Devler Alemi ve İnsan Alemi komşu Sektörlerdi. Damien, aralarındaki sınıra ulaşmak için sadece bir gün harcadı.
Asıl sorun, sınırda var olan türbülanstı.
İnsan Alanı'nı çevresindeki her şeyden ayıran, Abyss'in seyreltilmiş bir görüntüsü gibi, on milyonlarca kilometrekarelik tahrip olmuş uzay vardı.
Bu, dış güçlere karşı neredeyse geçilmez bir savunma görevi görürken, aynı zamanda Sektörün çöküşünün de sebebiydi.
Doğal olarak, evrenin bu kısmı son 10.000 yılda önemli ölçüde iyileşti, bu nedenle sadece 4. sınıfın en üst seviyesi altındaki düşmanları püskürtmek için yeterli güce sahipti, ama bu da fazlasıyla yeterliydi.
Sonuçta, İnsan Alemi'nin de uzmanları vardı. Sadece karşı taraf sayı üstünlüğünü kötüye kullanırsa yenilebilirlerdi.
Ve o durumda bile, yetenekli güçler uzaysal kaosun içinden geçerken hazırlık yapmak için bolca zamanları olacaktı!
Damien bu fenomeni ilk kez görüyordu. Sonuçta, alandan çıkışı alışılmadık bir şekilde gerçekleşmişti.
Birkaç saniye hayranlıkla izledikten sonra derinlere doğru ilerledi. Usta bir ustanın kolaylığıyla parçalanmış uzayda ilerledi, akışını bozabilecek her şeyden kaçındı ve yolunu tıkayan her şeyi yok etti.
Ancak, yaptığı sadece bu değildi.
Burası İnsan Alanı'nın kalesiydi! Geçişi kolaylaştıramazdı, değil mi?
Ardından bıraktığı uzamsal tuzaklar, sadece davetsiz misafirleri saldırmak için özel olarak yapılmıştı. İnsan Alanı sakinlerinin mana izini taşıyanlar, bu tuzaklarla herhangi bir sorun yaşamayacaktı.
"Mükemmel değil, ama yeterince iyi. Yaşlı adama haber verdiğim sürece, elçiler de bunlardan kaçınabilir."
Damien, eylemlerinin dezavantajlarını şimdilik bir kenara bırakıp, bozulmuş alanı hızla geçerek diğer tarafa ulaştı.
Geri dönmeye niyeti yoktu. Boşlukları daha sonra kapatabilirdi.

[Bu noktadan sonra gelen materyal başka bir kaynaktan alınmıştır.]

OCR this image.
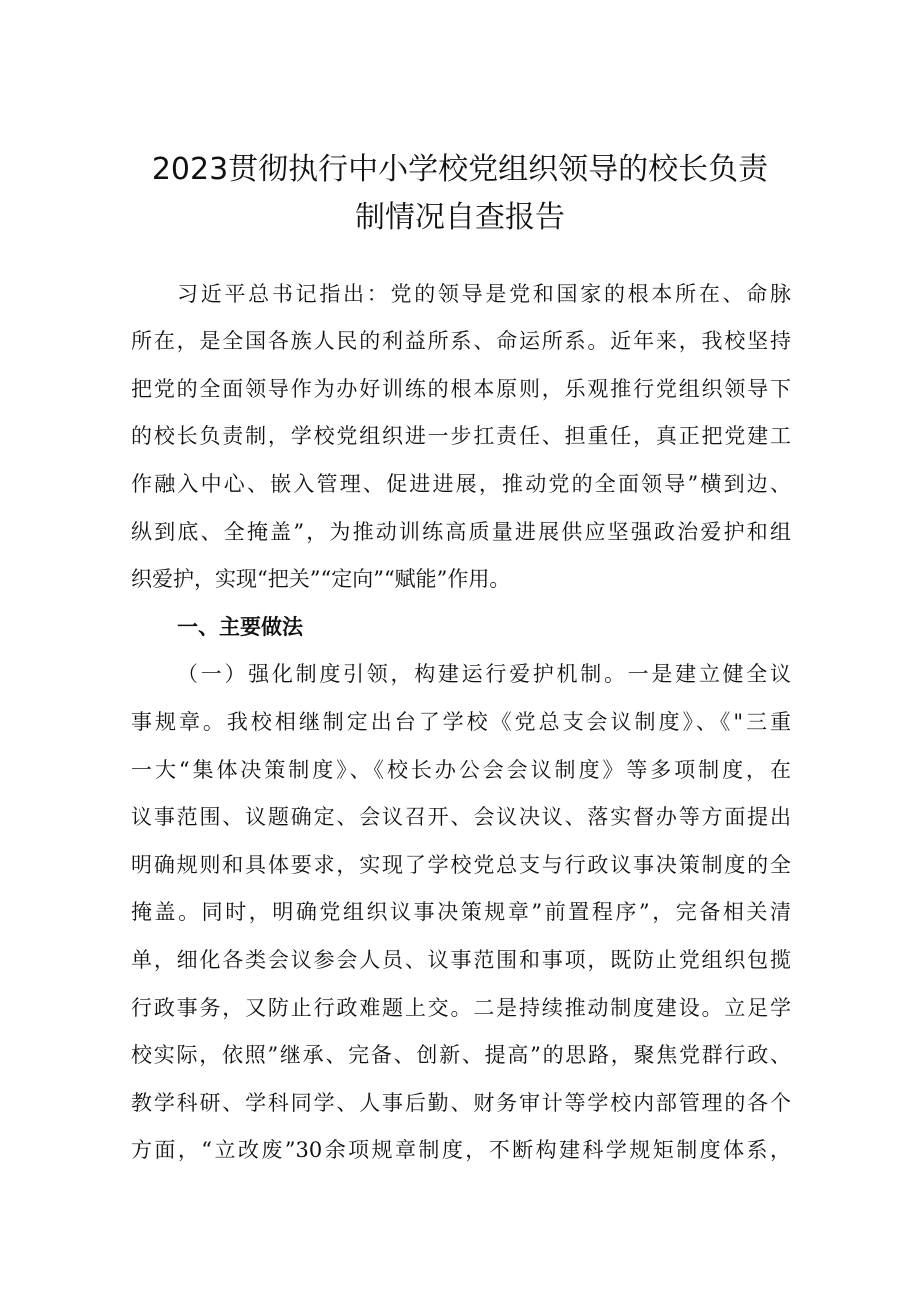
2023贯彻执行中小学校党组织领导的校长负责
制情况自查报告
习近平总书记指出：党的领导是党和国家的根本所在、命脉
所在，是全国各族人民的利益所系、命运所系。近年来，我校坚持
把党的全面领导作为办好训练的根本原则，乐观推行党组织领导下
的校长负责制，学校党组织进一步扛责任、担重任，真正把党建工
作融入中心、嵌入管理、促进进展，推动党的全面领导”横到边、
纵到底、全掩盖”，为推动训练高质量进展供应坚强政治爱护和组
织爱护，实现“把关”“定向”“赋能”作用。
一、主要做法
（一）强化制度引领，构建运行爱护机制。一是建立健全议
事规章。我校相继制定出台了学校《党总支会议制度》、《"三重
一大“集体决策制度》、《校长办公会会议制度》等多项制度，在
议事范围、议题确定、会议召开、会议决议、落实督办等方面提出
明确规则和具体要求，实现了学校党总支与行政议事决策制度的全
掩盖。同时，明确党组织议事决策规章”前置程序”，完备相关清
单，细化各类会议参会人员、议事范围和事项，既防止党组织包揽
行政事务，又防止行政难题上交。二是持续推动制度建设。立足学
校实际，依照”继承、完备、创新、提高”的思路，聚焦党群行政、
教学科研、学科同学、人事后勤、财务审计等学校内部管理的各个
方面，“立改废”30余项规章制度，不断构建科学规矩制度体系，
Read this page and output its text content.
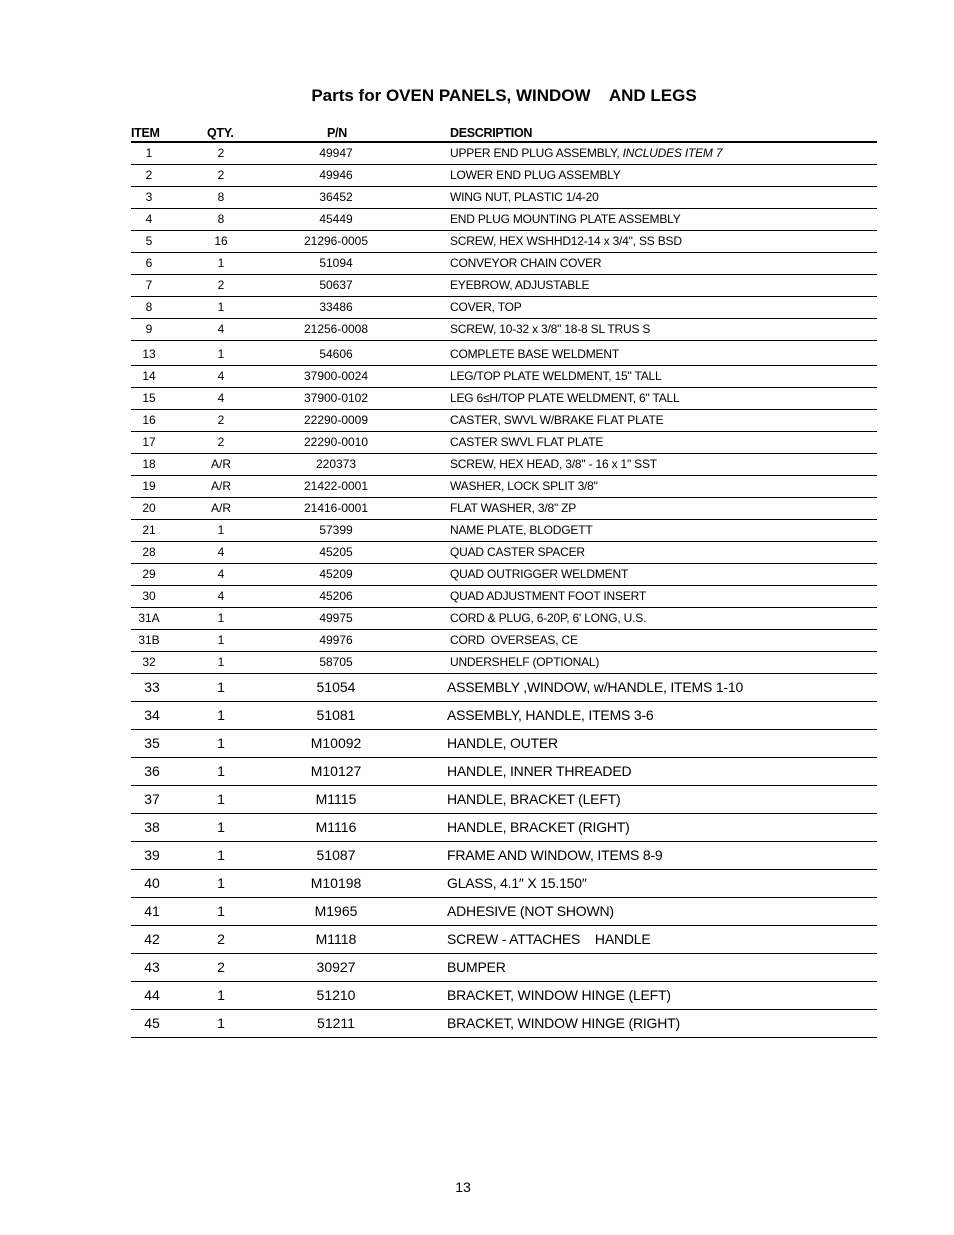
Parts for OVEN PANELS, WINDOW    AND LEGS
ITEM	QTY.	P/N	DESCRIPTION
1	2	49947	UPPER END PLUG ASSEMBLY, INCLUDES ITEM 7
2	2	49946	LOWER END PLUG ASSEMBLY
3	8	36452	WING NUT, PLASTIC 1/4-20
4	8	45449	END PLUG MOUNTING PLATE ASSEMBLY
5	16	21296-0005	SCREW, HEX WSHHD12-14 x 3/4", SS BSD
6	1	51094	CONVEYOR CHAIN COVER
7	2	50637	EYEBROW, ADJUSTABLE
8	1	33486	COVER, TOP
9	4	21256-0008	SCREW, 10-32 x 3/8" 18-8 SL TRUS S
13	1	54606	COMPLETE BASE WELDMENT
14	4	37900-0024	LEG/TOP PLATE WELDMENT, 15" TALL
15	4	37900-0102	LEG 6≤H/TOP PLATE WELDMENT, 6" TALL
16	2	22290-0009	CASTER, SWVL W/BRAKE FLAT PLATE
17	2	22290-0010	CASTER SWVL FLAT PLATE
18	A/R	220373	SCREW, HEX HEAD, 3/8" - 16 x 1" SST
19	A/R	21422-0001	WASHER, LOCK SPLIT 3/8"
20	A/R	21416-0001	FLAT WASHER, 3/8" ZP
21	1	57399	NAME PLATE, BLODGETT
28	4	45205	QUAD CASTER SPACER
29	4	45209	QUAD OUTRIGGER WELDMENT
30	4	45206	QUAD ADJUSTMENT FOOT INSERT
31A	1	49975	CORD & PLUG, 6-20P, 6' LONG, U.S.
31B	1	49976	CORD  OVERSEAS, CE
32	1	58705	UNDERSHELF (OPTIONAL)
33	1	51054	ASSEMBLY ,WINDOW, w/HANDLE, ITEMS 1-10
34	1	51081	ASSEMBLY, HANDLE, ITEMS 3-6
35	1	M10092	HANDLE, OUTER
36	1	M10127	HANDLE, INNER THREADED
37	1	M1115	HANDLE, BRACKET (LEFT)
38	1	M1116	HANDLE, BRACKET (RIGHT)
39	1	51087	FRAME AND WINDOW, ITEMS 8-9
40	1	M10198	GLASS, 4.1″ X 15.150″
41	1	M1965	ADHESIVE (NOT SHOWN)
42	2	M1118	SCREW - ATTACHES    HANDLE
43	2	30927	BUMPER
44	1	51210	BRACKET, WINDOW HINGE (LEFT)
45	1	51211	BRACKET, WINDOW HINGE (RIGHT)
13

Şimdilik, daha kalabalık bölgelere yaklaşana kadar teleportasyon yapmaya devam etti, sonra kızları çağırdı.
"Vardık, hanımlar," dedi alaycı bir gülümsemeyle.
"Yolculuk oldukça güzeldi. Benim kişisel şoförüm olmak ister misin?" Rose aynı şekilde cevap verdi.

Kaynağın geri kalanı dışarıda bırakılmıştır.